HERBAL CONSIDERATIONS
Melatonin is a hormone produced by the pineal gland in the brain. Melatonin has been used in treating insomnia, overcoming jet lag, and improving the effectiveness of the immune system, and as an antioxidant. The most significant use—at low doses—is the short-term treatment of insomnia. Melatonin obtained from animal pineal tissue is not recommended for use because of the risk of contamination. The synthetic form of melatonin does not carry this risk. Supplements should be purchased from a reliable source to minimize the risk of contamination. Drowsiness may occur within 30 minutes after taking the supplement. The drowsiness may persist for an hour or more, affecting any activity that requires mental alertness, such as driving. Possible adverse reactions include headache and depression. Although uncommon, allergic reactions (difficulty breathing, hives, or swelling of the lips, tongue, or face) to melatonin have been reported (DerMarderosian, 2003).
NURSING PROCESS
PATIENT TEACHING FOR MEDICATION INFORMATION
ASSESSMENT
Preadministration Assessment
Before administering a sedative or hypnotic, document the patient’s blood pressure, pulse, and respiratory rate. Changes in vital signs (especially hypotension) may occur after drug administration, so having baseline values is important for comparison. In addition to the vital signs, assess the patient’s status by asking the following questions:
Hypnotic Drug Administration (for Sleep Disturbances)

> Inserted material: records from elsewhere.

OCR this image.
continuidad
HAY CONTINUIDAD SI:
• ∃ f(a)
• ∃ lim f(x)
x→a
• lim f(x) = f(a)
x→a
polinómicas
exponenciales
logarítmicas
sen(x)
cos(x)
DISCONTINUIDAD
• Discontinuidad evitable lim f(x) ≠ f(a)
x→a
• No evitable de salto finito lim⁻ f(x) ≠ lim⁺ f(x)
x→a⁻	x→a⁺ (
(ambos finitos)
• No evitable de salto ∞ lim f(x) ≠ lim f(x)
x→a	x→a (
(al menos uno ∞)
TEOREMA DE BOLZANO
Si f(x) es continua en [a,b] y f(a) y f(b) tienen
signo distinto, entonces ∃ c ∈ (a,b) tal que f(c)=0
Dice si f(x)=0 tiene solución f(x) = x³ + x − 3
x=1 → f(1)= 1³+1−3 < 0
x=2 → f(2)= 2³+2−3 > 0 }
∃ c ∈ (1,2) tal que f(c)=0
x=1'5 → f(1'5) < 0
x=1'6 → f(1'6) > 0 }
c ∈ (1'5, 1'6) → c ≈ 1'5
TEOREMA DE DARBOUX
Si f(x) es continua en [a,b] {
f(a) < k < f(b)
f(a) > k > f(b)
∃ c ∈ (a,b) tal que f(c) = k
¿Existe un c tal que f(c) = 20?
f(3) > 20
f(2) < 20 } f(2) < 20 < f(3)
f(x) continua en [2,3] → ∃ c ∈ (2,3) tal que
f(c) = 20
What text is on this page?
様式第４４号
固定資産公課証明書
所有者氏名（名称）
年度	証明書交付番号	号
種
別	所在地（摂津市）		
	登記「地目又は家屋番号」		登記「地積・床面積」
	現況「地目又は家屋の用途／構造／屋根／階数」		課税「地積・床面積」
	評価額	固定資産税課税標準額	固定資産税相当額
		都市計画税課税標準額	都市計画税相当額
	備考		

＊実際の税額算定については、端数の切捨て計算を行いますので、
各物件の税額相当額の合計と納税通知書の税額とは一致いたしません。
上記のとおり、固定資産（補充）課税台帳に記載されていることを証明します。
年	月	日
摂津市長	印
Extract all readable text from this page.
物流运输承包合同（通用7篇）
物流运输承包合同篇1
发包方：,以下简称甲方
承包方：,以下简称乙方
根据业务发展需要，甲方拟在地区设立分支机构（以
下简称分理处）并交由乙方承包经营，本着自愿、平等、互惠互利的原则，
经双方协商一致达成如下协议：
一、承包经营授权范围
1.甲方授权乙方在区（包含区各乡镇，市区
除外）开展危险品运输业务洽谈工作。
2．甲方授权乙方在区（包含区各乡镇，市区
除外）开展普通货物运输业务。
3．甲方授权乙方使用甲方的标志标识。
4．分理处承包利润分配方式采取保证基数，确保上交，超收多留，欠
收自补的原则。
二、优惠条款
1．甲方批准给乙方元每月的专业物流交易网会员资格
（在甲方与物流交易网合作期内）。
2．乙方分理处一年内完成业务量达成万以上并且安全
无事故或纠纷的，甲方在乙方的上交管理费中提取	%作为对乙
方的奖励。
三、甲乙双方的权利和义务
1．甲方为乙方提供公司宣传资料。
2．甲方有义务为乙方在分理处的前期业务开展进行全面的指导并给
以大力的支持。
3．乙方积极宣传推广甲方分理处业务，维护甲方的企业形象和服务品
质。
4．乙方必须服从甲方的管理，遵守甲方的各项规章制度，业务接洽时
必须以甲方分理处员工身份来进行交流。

Is the patient uncomfortable? If the reason for discomfort is pain, an analgesic, rather than a hypnotic, may be required. A hypnotic may not be necessary because an analgesic can also induce drowsiness and sleep.
When is the drug scheduled for administration? Is it too early for the patient to receive the drug—will they awaken early in the morning?
Are there disturbances in the environment that may keep the patient awake and decrease the effectiveness of the drug?
Sedative Drug Administration (for Relaxing and Calming)
Is the sedative for a surgical procedure, and is its administration correctly timed?
Has a consent form for the procedure been signed before the medication is given? Informed consent cannot be established if the patient has medication in his or her system.
If the patient is receiving one of these drugs for daytime sedation, assess the patient’s general mental state and level of consciousness. If the patient appears sedated and difficult to awaken, you should withhold the drug and contact the primary health care provider as soon as possible.
HERBAL CONSIDERATIONS
Valerian was originally used in Europe and was brought to North America on the Mayflower (Fig. 21.2). The herb is widely used for its sedative effects in conditions of mild anxiety or restlessness. It is particularly useful in individuals with insomnia. Valerian improves overall sleep quality by shortening the length of time it takes to fall asleep and decreasing the number of nighttime awakenings.
Formulated as a tea, tablet, capsule, or tincture, valerian is classified as “generally recognized as safe” (GRAS) for use in the United States. When used as an aid to sleep, valerian is taken approximately 1 hour before bedtime; less is used for anxiety. Valerian can be used in combination with other calming herbs, such as lemon balm or chamomile. It may take 2 to 4 weeks before the full therapeutic effect (i.e., improvement of mood and sleep patterns) occurs. Individuals have been known to experience withdrawal symptoms when they stop taking valerian abruptly (DerMarderosian, 2003).